Human Accomplishment : The Pursuit of Excellence in the Arts and Sciences, 800 B.C. to 1950
- Author: Charles Murray
- Cover artist: Robert Bull Design
- Language: English
- Subjects: Art, science
- Publisher: HarperCollins
- Publication date: 9 October 2003
- Publication place: United States
- Media type: Print (Hardcover and Paperback)
- Pages: 668
- ISBN: 978-0060192471
- OCLC: 52047270

= Human Accomplishment =

2003 book by Charles Murray

Human Accomplishment: The Pursuit of Excellence in the Arts and Sciences, 800 B.C. to 1950 is a 2003 book by the political scientist Charles Murray. Surveying outstanding contributions to the arts and sciences from ancient times to the mid-twentieth century, Murray attempts to quantify and explain human accomplishment worldwide in the fields of arts and sciences by calculating the amount of space allocated to them in reference works, an area of research sometimes referred to as historiometry.

==Index scores==
Murray ranks the leading 4,000 innovators in several fields of human accomplishment from 800 BC to 1950. In each field Murray identifies a number of sources (leading encyclopedias, histories and surveys) providing information about the leading figures in the field. The rankings are made from information in these sources. A raw score is determined based on how many sources mention and on how much space in each source is devoted to a person. Then these raw scores are normalized so that the lowest score is 1 and the highest score is 100. The resulting scores are called "Index Scores".

== Analysis ==
According to Murray's analysis, accomplishment has not been uniformly distributed. For example, in Italian Renaissance, accomplishment was concentrated in Florence and Venice. In the British Isles, around London, the industrial north, and lowland Scotland. Another result of his analysis was that most innovation has been accomplished by men, not women, and Europeans, not other ethnic and cultural groups.

There is a relationship between closeness to elite universities and human accomplishment (but not between non-elite universities and accomplishment). Furthermore, innovation is self-reinforcing: where there has been innovation, likely more will occur.

The book argued that streams of accomplishment are fostered by political regimes that give de facto freedom of action to their potential artists and scholars. This means freedom of expression and innovation. It does not necessarily mean democracy although totalitarianism suppressed innovation. War and civil unrest did not affect innovation.

Religious liberty increased innovation. Jews had "sparse representation in European arts and sciences through the beginning of the 19th century", but within a century Jews were disproportionately represented (except in astronomy). This coincided with the emancipation of Jews who earlier had been denied legal rights and access to universities and public office.
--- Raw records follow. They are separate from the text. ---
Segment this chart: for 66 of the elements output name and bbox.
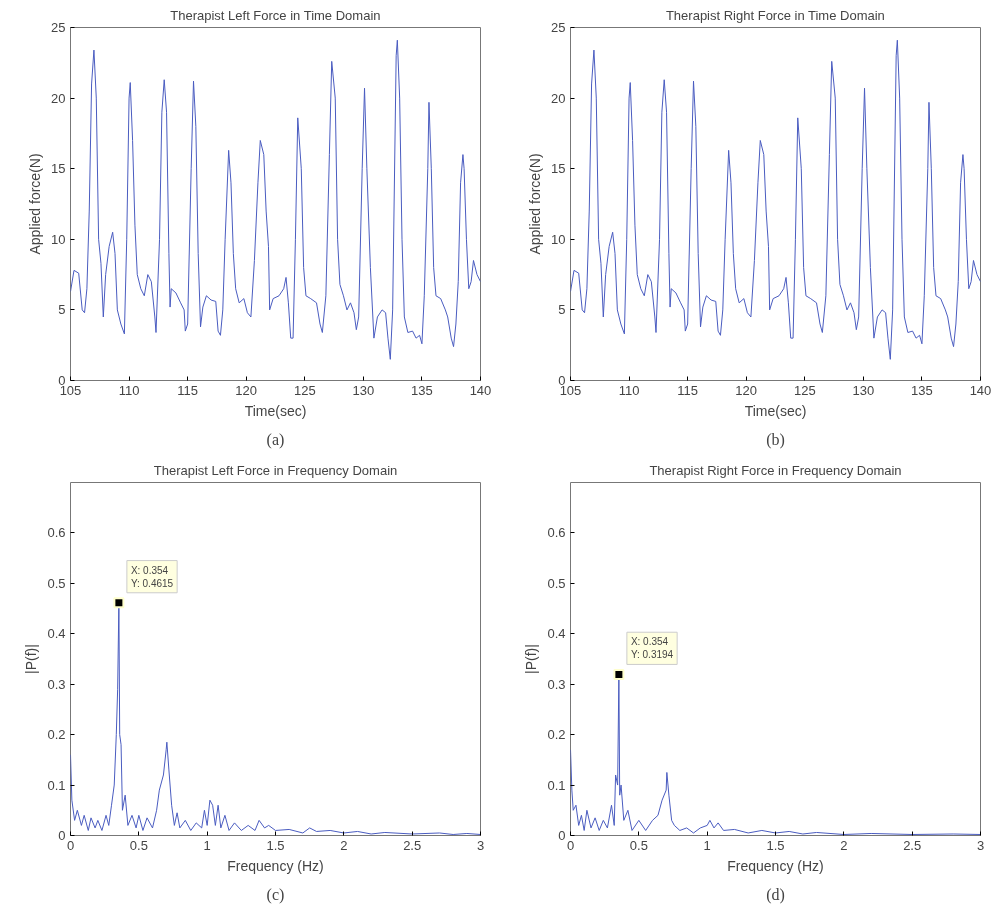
x-tick-label: 120 [735, 382, 758, 398]
chart-title: Therapist Left Force in Time Domain [170, 7, 381, 23]
y-tick-label: 0.3 [547, 676, 566, 692]
x-tick-label: 2 [340, 837, 348, 853]
y-tick-label: 0.6 [47, 525, 66, 541]
x-tick-label: 2.5 [403, 837, 422, 853]
x-tick-label: 115 [677, 382, 699, 398]
x-tick-label: 1 [703, 837, 711, 853]
y-axis-title: Applied force(N) [27, 153, 44, 255]
x-tick-label: 130 [352, 382, 375, 398]
x-tick-label: 120 [235, 382, 258, 398]
y-tick-label: 0.4 [547, 626, 566, 642]
x-tick-label: 1.5 [266, 837, 285, 853]
text: (d) [766, 886, 785, 904]
text: (a) [266, 431, 285, 449]
x-tick-label: 135 [911, 382, 933, 398]
y-tick-label: 25 [51, 20, 66, 35]
x-tick-label: 110 [618, 382, 640, 398]
x-tick-label: 1.5 [766, 837, 785, 853]
chart-title: Therapist Right Force in Time Domain [665, 7, 885, 23]
x-tick-label: 1 [203, 837, 211, 853]
x-tick-label: 0.5 [129, 837, 148, 853]
y-tick-label: 5 [558, 302, 566, 318]
x-axis-title: Time(sec) [744, 402, 807, 419]
x-tick-label: 125 [793, 382, 816, 398]
x-tick-label: 0.5 [629, 837, 648, 853]
x-tick-label: 135 [411, 382, 433, 398]
y-tick-label: 5 [58, 302, 66, 318]
x-axis-title: Time(sec) [244, 402, 307, 419]
y-axis-title: Applied force(N) [527, 153, 544, 255]
y-tick-label: 15 [51, 161, 66, 177]
y-tick-label: 15 [551, 161, 566, 177]
y-tick-label: 0.1 [47, 777, 66, 793]
y-tick-label: 0.5 [47, 575, 66, 591]
x-tick-label: 130 [852, 382, 875, 398]
annotation: X: 0.354 Y: 0.3194 [630, 636, 674, 661]
y-tick-label: 0.1 [547, 777, 566, 793]
y-tick-label: 20 [51, 90, 66, 106]
x-tick-label: 110 [118, 382, 140, 398]
y-tick-label: 0.3 [47, 676, 66, 692]
y-tick-label: 10 [551, 231, 566, 247]
x-axis-title: Frequency (Hz) [227, 857, 324, 874]
y-tick-label: 0.6 [547, 525, 566, 541]
y-tick-label: 25 [551, 20, 566, 35]
y-tick-label: 0.2 [547, 727, 566, 743]
text: (c) [266, 886, 285, 904]
y-tick-label: 0.5 [547, 575, 566, 591]
y-tick-label: 20 [551, 90, 566, 106]
x-tick-label: 2 [840, 837, 848, 853]
y-axis-title: |P(f)| [523, 644, 540, 674]
x-tick-label: 2.5 [903, 837, 922, 853]
x-tick-label: 3 [976, 837, 985, 853]
chart-title: Therapist Left Force in Frequency Domain [153, 462, 398, 478]
x-tick-label: 115 [177, 382, 199, 398]
x-tick-label: 3 [476, 837, 485, 853]
y-tick-label: 0.4 [47, 626, 66, 642]
x-tick-label: 140 [469, 382, 492, 398]
y-axis-title: |P(f)| [23, 644, 40, 674]
x-tick-label: 140 [969, 382, 992, 398]
x-tick-label: 125 [293, 382, 316, 398]
x-axis-title: Frequency (Hz) [727, 857, 824, 874]
text: (b) [766, 431, 785, 449]
chart-title: Therapist Right Force in Frequency Domain [649, 462, 902, 478]
y-tick-label: 10 [51, 231, 66, 247]
y-tick-label: 0.2 [47, 727, 66, 743]
annotation: X: 0.354 Y: 0.4615 [130, 564, 174, 589]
The highest scoring woman in a category was Murasaki Shikibu among Japanese literature. The highest in western literature was Virginia Woolf. The highest in science was Marie Curie.

== Decline ==
In Human Accomplishment, Murray concludes that Western civilization is in decline based in part on his qualitative judgement that there has been less creative activity in the Western world during the late twentieth century.

He argued that the world's per capita progress in the Sciences and especially the Arts have declined, usually starting sometimes in the nineteenth century. In part this is due to diminishing returns. In the final chapters he abandons empirical analysis, writing "I cannot supply Quantitative measures", and the analysis is "less Quantitative, more speculative, and definitely more opinionated." He argued, based on Aristotle in the Nicomachean Ethics, that innovation is increased by beliefs that life has a purpose and that the function of life is to fulfill that purpose; by beliefs about transcendental goods and a sense of goodness, truth and beauty; and by beliefs that individuals can act efficaciously as individuals, and a culture that enables them to do so. Murray argued that there is an absence of this in the current secularist and nihilist society which has caused the decline.

== Reviews ==

The American Library Association: Murray says, "Achievements that require mental and spiritual effort are the highest forms of human endeavor". He has scanned the most reputable biographical dictionaries and histories of the Arts, Philosophy, and Sciences to find who and what, during 800 B.C.–1950, are mentioned in them. He came up with 4,139 people and a list of events and ponders 20 persons in each of nine scientific, three philosophic, and nine artistic fields who were most extensively covered in the resources. More than 80 percent are "dead white males," and Murray carefully examines why. The greatest achievements of India, China, Japan, and Islam occurred well before the West took off during the Renaissance, and each of those cultures valued duty, family, and consensus, whereas the West prefers individualism, the sine qua non of scientific debate and discovery. Further, the scientific method was a set of Western "meta-inventions" (Murray's term) that arose, fortunately, simultaneously with the ratification of Thomism, with its dual emphasis on Faith and Reason, by the most important Cultural force in the West, the Roman Catholic Church of overarching importance to great achievements in any culture. Murray argues that life has purpose and belief in ideals of beauty, truth, and goodness.